Friday, March 18, 2011

Backyard Chicken Coop

How many of you remember your grandparents or maybe even your parents keeping chickens for eggs and maybe even meat. I used to go out and gather fresh eggs from the nest for my grandmothers. I can remember my grandmothers going out to butcher chickens on Saturday to fix for Sunday lunch after church. Yeah I know that was a long, long time ago in a land far away. Well believe it or not keeping chickens for eggs and even meat is again becoming the in thing all over the country. Many towns and municipalities are passing laws and ordinances to allow the keeping of small chicken flocks. In our area you can have up to five laying hens but no roosters to wake the neighbors up at 4:30 in the morning. Many families have gone to keeping chickens so that they can have eggs and meat without all the drugs and chemicals that are in many of the commercial eggs supplied today. My wife and I have talked about getting chickens several times but never really decided to really do so until just the other day.

I spent more days than I thought it would take digging up old fence posts in concrete and tearing down a falling down twenty year old privacy fence. Without the help of my wife I would still be out there working on that blasted old fence. We have a lot of sore muscles and two destroyed come-alongs to prove our labors. Anyway the new fence is up and looks pretty good, if I say so myself. We had planned on saving the old fence pickets to put on a wall in a room in a barn or house we plan to build in the future. Upon examination the pickets were to far gone to use much but about the four foot in the middle out of them. Thus the home built chicken coop was devised.

I wanted an Amish Style Saltbox Chicken Coop but did not want to spend between $1,000 and $2,000.00 on a pre-built coop. I also knew I could not have something real large in my backyard so I started looking for some plans to build a small one. I needed it to be portable and small enough that I would not need a building permit nor did I want it to stick up over the privacy fence to bother my neighbors. Not that I would mind bothering my neighbors I just wanted to stay out of trouble. I could not find any plans but decided to go ahead and build one out of the pickets from the old fence along with the cut off pieces from the new privacy fence I had just finished building. This is what I ended up with from the pictures I had seen and the plans I had in my mind.

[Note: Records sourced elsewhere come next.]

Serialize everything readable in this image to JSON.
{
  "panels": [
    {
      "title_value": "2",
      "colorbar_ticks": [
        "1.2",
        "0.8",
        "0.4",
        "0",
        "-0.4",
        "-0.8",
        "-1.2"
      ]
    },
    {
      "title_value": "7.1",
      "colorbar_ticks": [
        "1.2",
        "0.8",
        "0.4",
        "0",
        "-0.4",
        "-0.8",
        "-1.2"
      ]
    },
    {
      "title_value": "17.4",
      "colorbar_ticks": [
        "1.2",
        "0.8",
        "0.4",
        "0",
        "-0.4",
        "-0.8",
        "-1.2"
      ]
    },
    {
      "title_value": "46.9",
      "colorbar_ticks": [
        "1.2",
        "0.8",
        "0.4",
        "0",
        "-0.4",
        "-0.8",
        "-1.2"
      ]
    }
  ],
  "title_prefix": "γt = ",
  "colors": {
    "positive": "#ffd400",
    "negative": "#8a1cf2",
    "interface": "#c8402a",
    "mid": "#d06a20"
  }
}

The fact that none of the leftover lumber was over 50 inches long pretty much dictated the size it would be. It is constructed of about 75% old fence pickets and left over cut offs from the new fence rails. I did have to buy 4 new cedar pickets to finish the door as I ran out of old pickets with 48 inches of usable wood. Since I did not have any more long pickets to do the roof I just put corrugated metal on it. Not being a carpenter and only working on it part time it took me a while to build. Since I don't have any plans or drawings I am posting a build along of the coop in pictures. Hopefully the chickens will like it. Wild Ed

A Screech Owl box made from fence scraps



That's a right nice coop you got there, Ed. My neighbors have city chickens, and have a similar storebought but not near as nice as yours coop.

My family, up until my parent's generation, always had chickens for eggs and for meat. Lots of chickens. I spent lots of time tending my Granny's chickens when visiting her place growing up.

If she were still with us and saw that coop, she would think that your coop was mighty fine and might want me build her one.

I'm about to do my fence, and you've inspired me to think of some uses for the good wood left on my cedar fence planks. The metal roof looks nice.

Your chickens got a cool new crib. The Chicken Crib.

WildFisherWoman said...

That's a great coop! Like your blog too! Im gonna have to bleach my moose skull I found like you do yours from a post way back when.